本 PR 实现了 HSTU (Hierarchical Sequential Transduction Units) 生成式推荐模型,这是 Meta 提出的一种先进的序列推荐模型。主要包括:

  1. 完整的 HSTU 模型实现

    • 核心层 HSTULayer:多头注意力 + 门控机制 + FFN
    • 模块化 HSTUBlock:多层 HSTU 转导单元堆叠
    • 完整的 HSTUModel:支持时间感知的自回归生成式推荐
  2. 时间感知的数据预处理流程

    • MovieLens-1M 专用预处理器,采用滑动窗口策略
    • 时间差特征提取与 bucket 化
    • 冷启动过滤与数据增强
  3. 训练与评估框架

    • 通用序列生成训练器 SeqTrainer
    • 支持 HR@K、NDCG@K 等排序指标
    • 完整的端到端示例脚本
  4. 工具函数与文档

    • 相对位置偏置 RelPosBias
    • 词表映射与掩码工具 VocabMapperVocabMask
    • 详细的中文文档与复现说明

This PR implements the HSTU (Hierarchical Sequential Transduction Units) generative recommendation model proposed by Meta. Key features include:

  1. Complete HSTU model implementation

    • Core HSTULayer: Multi-head attention + gating + FFN
    • Modular HSTUBlock: Stacked HSTU transduction units
    • Full HSTUModel: Time-aware autoregressive generative recommender
  2. Time-aware data preprocessing pipeline

    • MovieLens-1M preprocessor with sliding window strategy
    • Time-difference feature extraction and bucketing
    • Cold-start filtering and data augmentation
  3. Training and evaluation framework

    • Generic sequence generation trainer SeqTrainer
    • Support for HR@K, NDCG@K ranking metrics
    • Complete end-to-end example scripts
  4. Utilities and documentation

    • Relative position bias RelPosBias
    • Vocabulary mapping and masking tools
    • Comprehensive Chinese documentation

Type of Change / 变更类型

  • 🐛 Bug fix / Bug修复
  • ✨ New model/feature / 新模型/功能
  • 📝 Documentation / 文档
  • 🔧 Maintenance / 维护

Related Issues / 相关Issues

N/A - 这是一个新功能实现

Key Implementation Details / 关键实现细节

1. 模型架构 / Model Architecture

  • HSTULayer (torch_rechub/basic/layers.py)

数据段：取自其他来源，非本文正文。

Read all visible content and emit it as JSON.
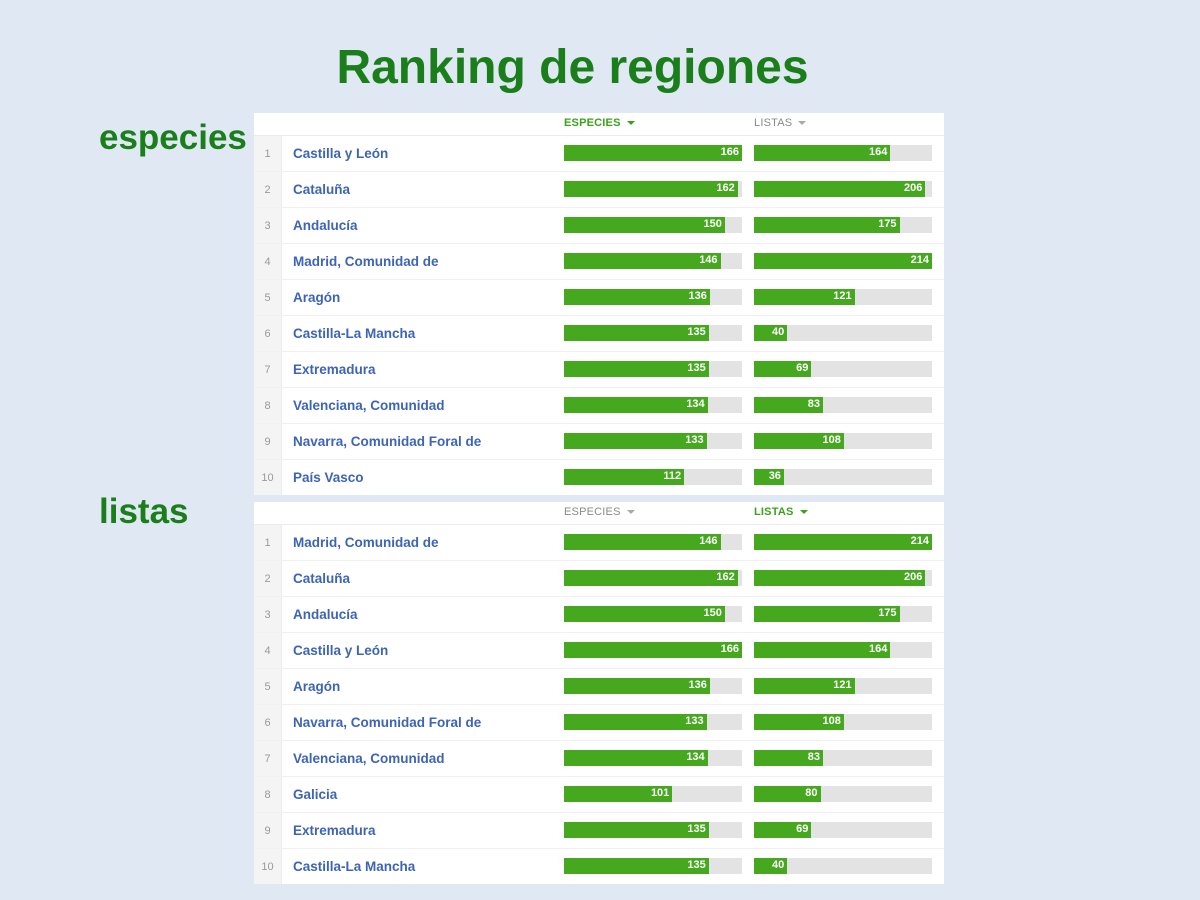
{
  "title": "Ranking de regiones",
  "chart_data": [
    {
      "type": "bar",
      "label": "especies",
      "columns": [
        {
          "key": "especies",
          "label": "ESPECIES",
          "active": true
        },
        {
          "key": "listas",
          "label": "LISTAS",
          "active": false
        }
      ],
      "max": {
        "especies": 166,
        "listas": 214
      },
      "rows": [
        {
          "rank": "1",
          "region": "Castilla y León",
          "especies": 166,
          "listas": 164
        },
        {
          "rank": "2",
          "region": "Cataluña",
          "especies": 162,
          "listas": 206
        },
        {
          "rank": "3",
          "region": "Andalucía",
          "especies": 150,
          "listas": 175
        },
        {
          "rank": "4",
          "region": "Madrid, Comunidad de",
          "especies": 146,
          "listas": 214
        },
        {
          "rank": "5",
          "region": "Aragón",
          "especies": 136,
          "listas": 121
        },
        {
          "rank": "6",
          "region": "Castilla-La Mancha",
          "especies": 135,
          "listas": 40
        },
        {
          "rank": "7",
          "region": "Extremadura",
          "especies": 135,
          "listas": 69
        },
        {
          "rank": "8",
          "region": "Valenciana, Comunidad",
          "especies": 134,
          "listas": 83
        },
        {
          "rank": "9",
          "region": "Navarra, Comunidad Foral de",
          "especies": 133,
          "listas": 108
        },
        {
          "rank": "10",
          "region": "País Vasco",
          "especies": 112,
          "listas": 36
        }
      ]
    },
    {
      "type": "bar",
      "label": "listas",
      "columns": [
        {
          "key": "especies",
          "label": "ESPECIES",
          "active": false
        },
        {
          "key": "listas",
          "label": "LISTAS",
          "active": true
        }
      ],
      "max": {
        "especies": 166,
        "listas": 214
      },
      "rows": [
        {
          "rank": "1",
          "region": "Madrid, Comunidad de",
          "especies": 146,
          "listas": 214
        },
        {
          "rank": "2",
          "region": "Cataluña",
          "especies": 162,
          "listas": 206
        },
        {
          "rank": "3",
          "region": "Andalucía",
          "especies": 150,
          "listas": 175
        },
        {
          "rank": "4",
          "region": "Castilla y León",
          "especies": 166,
          "listas": 164
        },
        {
          "rank": "5",
          "region": "Aragón",
          "especies": 136,
          "listas": 121
        },
        {
          "rank": "6",
          "region": "Navarra, Comunidad Foral de",
          "especies": 133,
          "listas": 108
        },
        {
          "rank": "7",
          "region": "Valenciana, Comunidad",
          "especies": 134,
          "listas": 83
        },
        {
          "rank": "8",
          "region": "Galicia",
          "especies": 101,
          "listas": 80
        },
        {
          "rank": "9",
          "region": "Extremadura",
          "especies": 135,
          "listas": 69
        },
        {
          "rank": "10",
          "region": "Castilla-La Mancha",
          "especies": 135,
          "listas": 40
        }
      ]
    }
  ]
}
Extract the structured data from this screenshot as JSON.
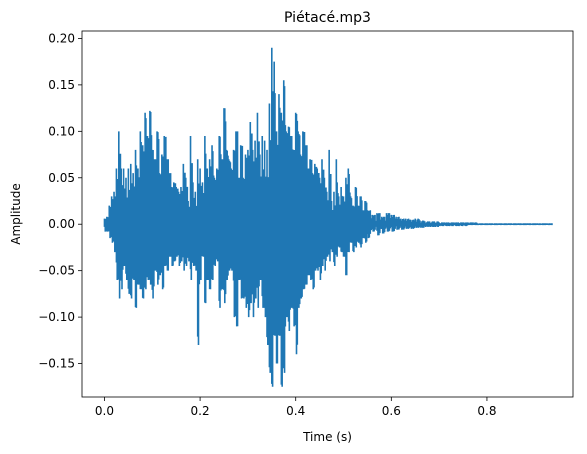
{
  "chart_data": {
    "type": "line",
    "title": "Piétacé.mp3",
    "xlabel": "Time (s)",
    "ylabel": "Amplitude",
    "xlim": [
      -0.047,
      0.98
    ],
    "ylim": [
      -0.186,
      0.208
    ],
    "xticks": [
      0.0,
      0.2,
      0.4,
      0.6,
      0.8
    ],
    "xtick_labels": [
      "0.0",
      "0.2",
      "0.4",
      "0.6",
      "0.8"
    ],
    "yticks": [
      -0.15,
      -0.1,
      -0.05,
      0.0,
      0.05,
      0.1,
      0.15,
      0.2
    ],
    "ytick_labels": [
      "−0.15",
      "−0.10",
      "−0.05",
      "0.00",
      "0.05",
      "0.10",
      "0.15",
      "0.20"
    ],
    "grid": false,
    "color": "#1f77b4",
    "series": [
      {
        "x": [
          0.0,
          0.005,
          0.01,
          0.015,
          0.02,
          0.025,
          0.03,
          0.035,
          0.04,
          0.045,
          0.05,
          0.055,
          0.06,
          0.065,
          0.07,
          0.075,
          0.08,
          0.085,
          0.09,
          0.095,
          0.1,
          0.105,
          0.11,
          0.115,
          0.12,
          0.125,
          0.13,
          0.135,
          0.14,
          0.145,
          0.15,
          0.155,
          0.16,
          0.165,
          0.17,
          0.175,
          0.18,
          0.185,
          0.19,
          0.195,
          0.2,
          0.205,
          0.21,
          0.215,
          0.22,
          0.225,
          0.23,
          0.235,
          0.24,
          0.245,
          0.25,
          0.255,
          0.26,
          0.265,
          0.27,
          0.275,
          0.28,
          0.285,
          0.29,
          0.295,
          0.3,
          0.305,
          0.31,
          0.315,
          0.32,
          0.325,
          0.33,
          0.335,
          0.34,
          0.345,
          0.35,
          0.355,
          0.36,
          0.365,
          0.37,
          0.375,
          0.38,
          0.385,
          0.39,
          0.395,
          0.4,
          0.405,
          0.41,
          0.415,
          0.42,
          0.425,
          0.43,
          0.435,
          0.44,
          0.445,
          0.45,
          0.455,
          0.46,
          0.465,
          0.47,
          0.475,
          0.48,
          0.485,
          0.49,
          0.495,
          0.5,
          0.505,
          0.51,
          0.515,
          0.52,
          0.525,
          0.53,
          0.535,
          0.54,
          0.545,
          0.55,
          0.56,
          0.57,
          0.58,
          0.59,
          0.6,
          0.61,
          0.62,
          0.63,
          0.64,
          0.65,
          0.66,
          0.67,
          0.68,
          0.69,
          0.7,
          0.72,
          0.74,
          0.76,
          0.78,
          0.8,
          0.82,
          0.84,
          0.86,
          0.88,
          0.9,
          0.92,
          0.935
        ],
        "max": [
          0.006,
          0.008,
          0.02,
          0.03,
          0.035,
          0.06,
          0.1,
          0.06,
          0.06,
          0.05,
          0.06,
          0.065,
          0.055,
          0.08,
          0.06,
          0.1,
          0.085,
          0.12,
          0.095,
          0.122,
          0.08,
          0.07,
          0.1,
          0.055,
          0.075,
          0.095,
          0.07,
          0.055,
          0.04,
          0.045,
          0.04,
          0.035,
          0.04,
          0.065,
          0.05,
          0.025,
          0.095,
          0.045,
          0.035,
          0.07,
          0.06,
          0.045,
          0.095,
          0.06,
          0.07,
          0.085,
          0.05,
          0.06,
          0.095,
          0.07,
          0.125,
          0.08,
          0.07,
          0.06,
          0.08,
          0.1,
          0.05,
          0.085,
          0.05,
          0.075,
          0.08,
          0.11,
          0.08,
          0.09,
          0.12,
          0.075,
          0.095,
          0.09,
          0.08,
          0.13,
          0.19,
          0.175,
          0.1,
          0.14,
          0.12,
          0.155,
          0.1,
          0.105,
          0.095,
          0.08,
          0.12,
          0.1,
          0.075,
          0.1,
          0.085,
          0.06,
          0.07,
          0.055,
          0.065,
          0.06,
          0.05,
          0.07,
          0.05,
          0.035,
          0.08,
          0.025,
          0.035,
          0.07,
          0.03,
          0.04,
          0.03,
          0.05,
          0.06,
          0.03,
          0.02,
          0.04,
          0.02,
          0.03,
          0.015,
          0.025,
          0.015,
          0.01,
          0.012,
          0.008,
          0.012,
          0.01,
          0.008,
          0.006,
          0.006,
          0.005,
          0.006,
          0.004,
          0.003,
          0.003,
          0.003,
          0.002,
          0.002,
          0.002,
          0.002,
          0.001,
          0.001,
          0.001,
          0.001,
          0.001,
          0.001,
          0.001,
          0.001,
          0.001
        ],
        "min": [
          -0.008,
          -0.008,
          -0.015,
          -0.02,
          -0.03,
          -0.06,
          -0.08,
          -0.07,
          -0.045,
          -0.06,
          -0.075,
          -0.08,
          -0.06,
          -0.09,
          -0.065,
          -0.07,
          -0.08,
          -0.07,
          -0.06,
          -0.065,
          -0.08,
          -0.05,
          -0.065,
          -0.055,
          -0.07,
          -0.045,
          -0.05,
          -0.035,
          -0.045,
          -0.04,
          -0.035,
          -0.045,
          -0.04,
          -0.05,
          -0.045,
          -0.04,
          -0.06,
          -0.045,
          -0.05,
          -0.13,
          -0.06,
          -0.035,
          -0.085,
          -0.06,
          -0.07,
          -0.06,
          -0.045,
          -0.04,
          -0.09,
          -0.07,
          -0.085,
          -0.06,
          -0.05,
          -0.05,
          -0.1,
          -0.11,
          -0.06,
          -0.08,
          -0.08,
          -0.09,
          -0.1,
          -0.085,
          -0.1,
          -0.08,
          -0.09,
          -0.06,
          -0.09,
          -0.1,
          -0.13,
          -0.16,
          -0.175,
          -0.12,
          -0.15,
          -0.12,
          -0.175,
          -0.16,
          -0.1,
          -0.115,
          -0.09,
          -0.11,
          -0.14,
          -0.09,
          -0.08,
          -0.07,
          -0.065,
          -0.055,
          -0.06,
          -0.07,
          -0.05,
          -0.05,
          -0.06,
          -0.045,
          -0.05,
          -0.035,
          -0.04,
          -0.03,
          -0.045,
          -0.035,
          -0.025,
          -0.03,
          -0.035,
          -0.055,
          -0.03,
          -0.02,
          -0.03,
          -0.025,
          -0.02,
          -0.025,
          -0.015,
          -0.02,
          -0.015,
          -0.008,
          -0.012,
          -0.01,
          -0.008,
          -0.008,
          -0.006,
          -0.006,
          -0.005,
          -0.005,
          -0.004,
          -0.004,
          -0.003,
          -0.003,
          -0.003,
          -0.002,
          -0.002,
          -0.002,
          -0.001,
          -0.001,
          -0.001,
          -0.001,
          -0.001,
          -0.001,
          -0.001,
          -0.001,
          -0.001,
          -0.001
        ]
      }
    ]
  }
}
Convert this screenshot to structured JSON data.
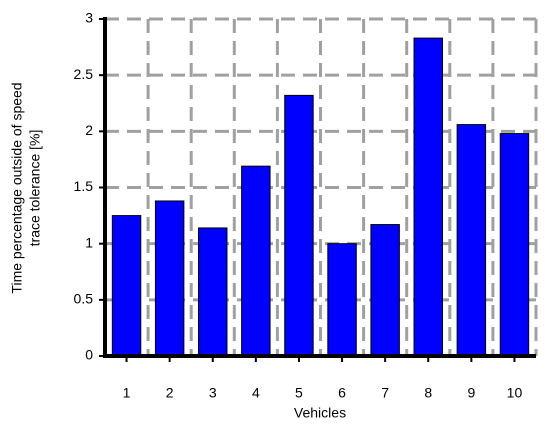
{
  "chart_data": {
    "type": "bar",
    "xlabel": "Vehicles",
    "ylabel": [
      "Time percentage outside of speed",
      "trace tolerance [%]"
    ],
    "categories": [
      "1",
      "2",
      "3",
      "4",
      "5",
      "6",
      "7",
      "8",
      "9",
      "10"
    ],
    "values": [
      1.25,
      1.38,
      1.14,
      1.69,
      2.32,
      1.0,
      1.17,
      2.83,
      2.06,
      1.98
    ],
    "color": "#0000ff",
    "ylim": [
      0,
      3
    ],
    "yticks": [
      0,
      0.5,
      1,
      1.5,
      2,
      2.5,
      3
    ],
    "grid": true
  }
}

    • 单层 HSTU 转导单元,包含多头自注意力、门控机制和前馈网络
    • 支持因果掩码和相对位置偏置
    • 完全基于 PyTorch 标准算子实现
  • HSTUModel (torch_rechub/models/generative/hstu.py)

    • 完整的自回归生成式推荐模型
    • 支持 token embedding、position embedding 和 time embedding
    • 可配置的模型规模(d_model, n_heads, n_layers)

2. 数据处理 / Data Processing

  • 滑动窗口策略 (examples/generative/data/ml-1m/preprocess_ml_hstu.py)
    • 对每个用户序列生成多个训练样本,提高数据利用率
    • 计算相邻交互的时间差特征
    • 支持序列长度控制和冷启动过滤

3. 训练框架 / Training Framework

  • SeqTrainer (torch_rechub/trainers/seq_trainer.py)
    • 通用序列生成训练器,支持 HSTU、GRU4Rec、SASRec 等模型
    • 使用 CrossEntropyLoss 进行下一个 item 预测
    • 支持早停、模型保存和评估指标计算

4. 与官方实现的对比 / Comparison with Official Implementation

  • 相同点

    • 核心架构与 Meta 官方 HSTU 一致
    • 支持时间感知建模
    • 使用相对位置偏置
  • 差异点

    • 使用纯 PyTorch 实现,未引入自定义 CUDA kernel
    • 采用显式滑动窗口策略,适配中等规模数据集
    • 使用 full softmax 而非 sampled softmax(可扩展)
    • 面向研究与教学场景,优先保证可读性

How to Test / 如何测试

1. 数据预处理 / Data Preprocessing

cd examples/generative/data/ml-1m
python preprocess_ml_hstu.py

2. 训练模型 / Train Model

from torch_rechub.models.generative.hstu import HSTUModel
from torch_rechub.trainers.seq_trainer import SeqTrainer
import torch

# 创建模型
model = HSTUModel(
    vocab_size=3706,  # MovieLens-1M item count
    d_model=256,
    n_heads=8,
    n_layers=2,
    max_seq_len=200
)

# 创建训练器
trainer = SeqTrainer(
    model=model,
    optimizer_fn=torch.optim.Adam,
    device='cuda' if torch.cuda.is_available() else 'cpu'
)

# 训练
trainer.fit(train_loader, val_loader, n_epoch=10)

# 评估
metrics = trainer.evaluate(test_loader)
print(f"HR@10: {metrics['hr@10']:.4f}, NDCG@10: {metrics['ndcg@10']:.4f}")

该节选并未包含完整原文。